After reading this blog, if you feel inclined, please subscribe to NotARubicon’s YouTube channel. I learned about GMRS there. Very informative, and guaranteed to make you laugh. 🙂
Ever since Jeep partnered with Midland Radio, GMRS has become the new
standard mandate for off-roading and overlanding. I like this direction, but frankly I’m not a fan of Midland Radios. They spend a lot on marketing, yet their radios are crap. Wouxun is eating their lunch.
Without diving into the weeds, the FCC has a ridiculous set of rules for GMRS (including their license requirement). For example, GMRS handheld radios are restricted to 5w, while GMRS mobile radios can go as high as 50w. Sounds reasonable, until a GMRS mobile user wants to talk to a GMRS handheld radio user on channels 8-14. That’s when things get ugly…read on…
- Channels 1-7 are restricted to 5w, so those are the best channels to use when you’ve got a mix of GMRS mobile and GMRS handheld radio users.
- Channels 8-14 are restricted to .5w and the FCC only allows you to transmit on these channels using a GMRS handheld radio. So while some of the better GMRS mobile radios can only listen on these channels, crappy Midland radios remove those channels because they think you’re stupid.
- Channels 15-22 allow up to a whopping 50w. This is great for GMRS mobile radio users, but not so great for GMRS handheld radio users since they’re restricted to 5w. This might sound trivial, but will become more of an issue the farther away GMRS mobile radio users get from GMRS handheld radio users. If you get far enough away from each other, the GMRS mobile radio users won’t be able to hear the GMRS handheld radio users.

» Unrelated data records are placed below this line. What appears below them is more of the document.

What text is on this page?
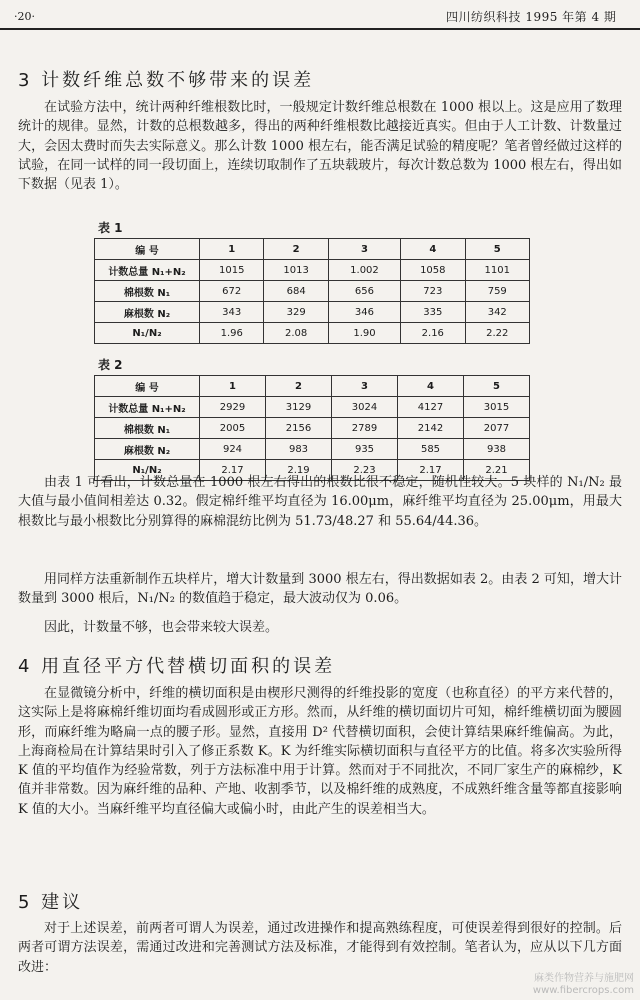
·20·	四川纺织科技 1995 年第 4 期
3 计数纤维总数不够带来的误差
在试验方法中，统计两种纤维根数比时，一般规定计数纤维总根数在 1000 根以上。这是应用了数理统计的规律。显然，计数的总根数越多，得出的两种纤维根数比越接近真实。但由于人工计数、计数量过大，会因太费时而失去实际意义。那么计数 1000 根左右，能否满足试验的精度呢？笔者曾经做过这样的试验，在同一试样的同一段切面上，连续切取制作了五块载玻片，每次计数总数为 1000 根左右，得出如下数据（见表 1）。
表 1
编 号	1	2	3	4	5
计数总量 N₁+N₂	1015	1013	1.002	1058	1101
棉根数 N₁	672	684	656	723	759
麻根数 N₂	343	329	346	335	342
N₁/N₂	1.96	2.08	1.90	2.16	2.22
表 2
编 号	1	2	3	4	5
计数总量 N₁+N₂	2929	3129	3024	4127	3015
棉根数 N₁	2005	2156	2789	2142	2077
麻根数 N₂	924	983	935	585	938
N₁/N₂	2.17	2.19	2.23	2.17	2.21
由表 1 可看出，计数总量在 1000 根左右得出的根数比很不稳定，随机性较大。5 块样的 N₁/N₂ 最大值与最小值间相差达 0.32。假定棉纤维平均直径为 16.00μm，麻纤维平均直径为 25.00μm，用最大根数比与最小根数比分别算得的麻棉混纺比例为 51.73/48.27 和 55.64/44.36。
用同样方法重新制作五块样片，增大计数量到 3000 根左右，得出数据如表 2。由表 2 可知，增大计数量到 3000 根后，N₁/N₂ 的数值趋于稳定，最大波动仅为 0.06。
因此，计数量不够，也会带来较大误差。
4 用直径平方代替横切面积的误差
在显微镜分析中，纤维的横切面积是由楔形尺测得的纤维投影的宽度（也称直径）的平方来代替的，这实际上是将麻棉纤维切面均看成圆形或正方形。然而，从纤维的横切面切片可知，棉纤维横切面为腰圆形，而麻纤维为略扁一点的腰子形。显然，直接用 D² 代替横切面积，会使计算结果麻纤维偏高。为此，上海商检局在计算结果时引入了修正系数 K。K 为纤维实际横切面积与直径平方的比值。将多次实验所得 K 值的平均值作为经验常数，列于方法标准中用于计算。然而对于不同批次，不同厂家生产的麻棉纱，K 值并非常数。因为麻纤维的品种、产地、收割季节，以及棉纤维的成熟度，不成熟纤维含量等都直接影响 K 值的大小。当麻纤维平均直径偏大或偏小时，由此产生的误差相当大。
5 建议
对于上述误差，前两者可谓人为误差，通过改进操作和提高熟练程度，可使误差得到很好的控制。后两者可谓方法误差，需通过改进和完善测试方法及标准，才能得到有效控制。笔者认为，应从以下几方面改进：
麻类作物营养与施肥网
www.fibercrops.com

So channels 1-7 puts both on a level playing field.
- There are 8 repeater channels that can be used by GMRS mobile radios or GMRS handheld radios that support repeaters (unless you have a crappy Midland). These are also restricted to 50w. If a GMRS mobile radio user and a GMRS handheld user have repeater capable radios, they should be able to talk fine.
Here is a good website that breaks down the FCC restrictions:
This stuff can get confusing if you’re not into all the tech, these examples might help clear the air:
- If everyone has a GMRS handheld radio, wattage is restricted to 5w, so stick to channels 1-7.

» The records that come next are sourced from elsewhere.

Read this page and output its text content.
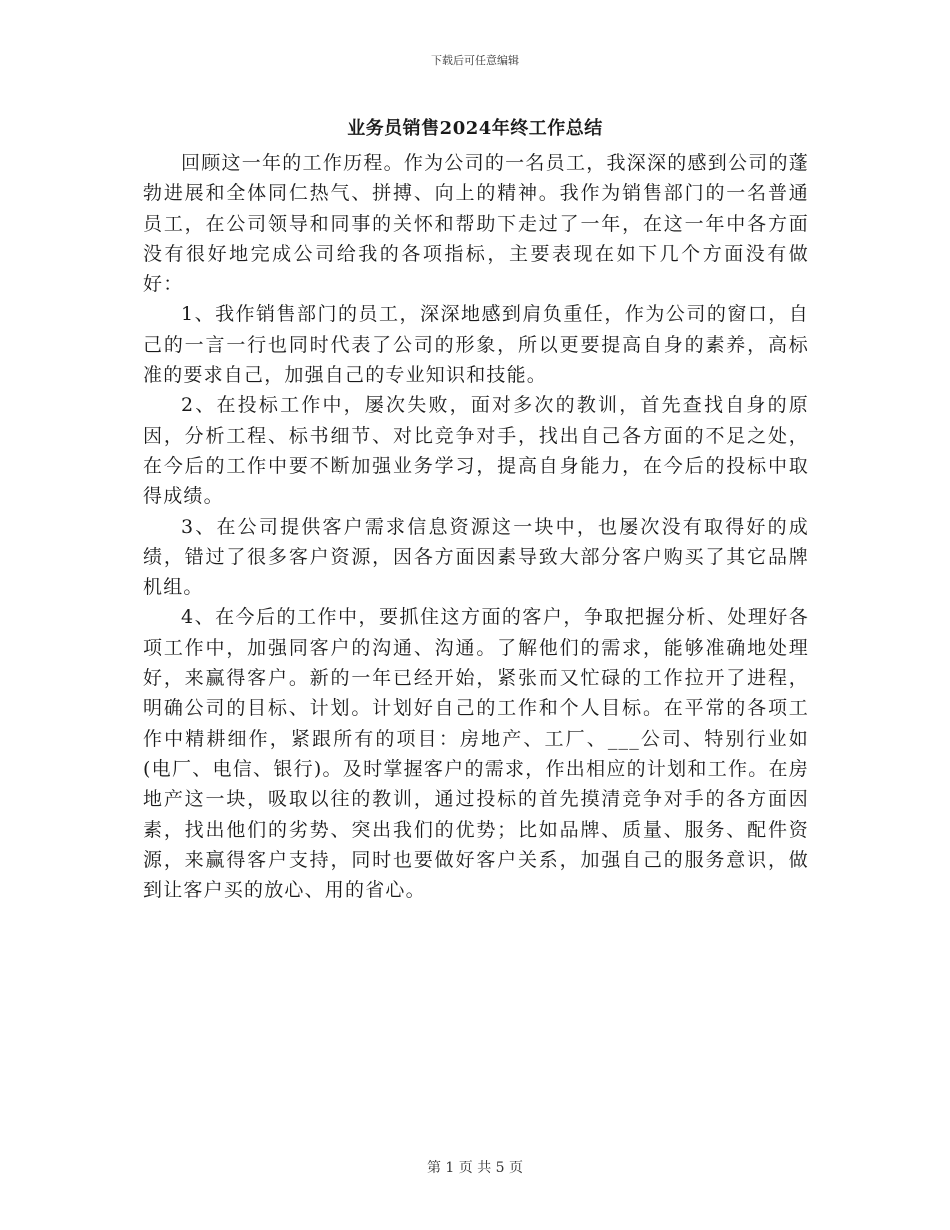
下载后可任意编辑
业务员销售2024年终工作总结

回顾这一年的工作历程。作为公司的一名员工，我深深的感到公司的蓬勃进展和全体同仁热气、拼搏、向上的精神。我作为销售部门的一名普通员工，在公司领导和同事的关怀和帮助下走过了一年，在这一年中各方面没有很好地完成公司给我的各项指标，主要表现在如下几个方面没有做好：

1、我作销售部门的员工，深深地感到肩负重任，作为公司的窗口，自己的一言一行也同时代表了公司的形象，所以更要提高自身的素养，高标准的要求自己，加强自己的专业知识和技能。

2、在投标工作中，屡次失败，面对多次的教训，首先查找自身的原因，分析工程、标书细节、对比竞争对手，找出自己各方面的不足之处，在今后的工作中要不断加强业务学习，提高自身能力，在今后的投标中取得成绩。

3、在公司提供客户需求信息资源这一块中，也屡次没有取得好的成绩，错过了很多客户资源，因各方面因素导致大部分客户购买了其它品牌机组。

4、在今后的工作中，要抓住这方面的客户，争取把握分析、处理好各项工作中，加强同客户的沟通、沟通。了解他们的需求，能够准确地处理好，来赢得客户。新的一年已经开始，紧张而又忙碌的工作拉开了进程，明确公司的目标、计划。计划好自己的工作和个人目标。在平常的各项工作中精耕细作，紧跟所有的项目：房地产、工厂、___公司、特别行业如(电厂、电信、银行)。及时掌握客户的需求，作出相应的计划和工作。在房地产这一块，吸取以往的教训，通过投标的首先摸清竞争对手的各方面因素，找出他们的劣势、突出我们的优势；比如品牌、质量、服务、配件资源，来赢得客户支持，同时也要做好客户关系，加强自己的服务意识，做到让客户买的放心、用的省心。

第 1 页 共 5 页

- If everyone has a GMRS mobile radio, wattage is restricted at 50w, stick to channels 15-22 (we tend to use channel 16, since 4×4=16 <wink>).
- If some have a GMRS handheld radio, and some have a GMRS mobile radio, stick to channels 1-7. This will prevent GMRS handheld radio users from being able to hear GMRS mobile radio users, but them not hearing you.
You may have picked up on the fact that channels 8-14 are not very useful. At .5w, they’re pretty useless channels unless everyone is using handhelds and you’re not too far away from each other. Or if you all have FRS handheld radios.
The best advice for those users, go back to Walmart and ask for a refund, then buy a real GMRS handheld radio or GMRS mobile radio. GMRS mobile radio users will be able to hear others on channels 8-14 (unless you have a crappy Midland), but they won’t be able to transmit.
Most of the folks I go off-roading or overlanding with have GMRS mobile radios in their vehicle. The few that think they can get by with only a GMRS handheld radio, well, they soon learn that they need to get a GMRS mobile radio.
However there are a few good reasons for having a spare GMRS handheld radio in your vehicle. If you need someone to spot you over difficult terrain, hand the person the GMRS handheld radio. If you decide to get out of your vehicle, a GMRS handheld radio will come in handy. If your GMRS mobile radio dies, you have the GMRS handheld radio as a backup.
When I wheeled with Cumberland Crawlerz a year ago, I had my first GMRS mobile radio, a crappy Midland XMT115. Most of my buddies had GMRS handheld radios. For some reason they were using channel 11. Who knew? None of us. We were so used to CB. Now that we’re getting up to speed, I figured a blog would be a good idea.
Midland is crap. Why? Because they think consumers are stupid. So they remove channels 8-14. Why is that bad? Just because you are using a GMRS mobile radio that can’t transmit at the measly .5w cap, shouldn’t mean you shouldn’t be able to hear GMRS handheld radio users’ transmission. Midland also lacks many basic feature. You can’t toggle between narrow/wide band. They don’t support repeaters with split tone. The list is long…don’t waste your money on Midland…they’re crap.
Wouxun is widely known to make the most capable and feature packed GMRS handheld radios and mobile radios. Do yourself a favor, don’t make the same mistakes I made…buy once, cry once:
To summarize, avoid Midland Radios, a complete waste of money. I wrote this blog hoping to help my buddies wrap their heads around GMRS. I know it would have helped me a year ago. Hope it’s helpful.
PS, Dear FCC, you would do well to hire a teenager to fix your horrible license site.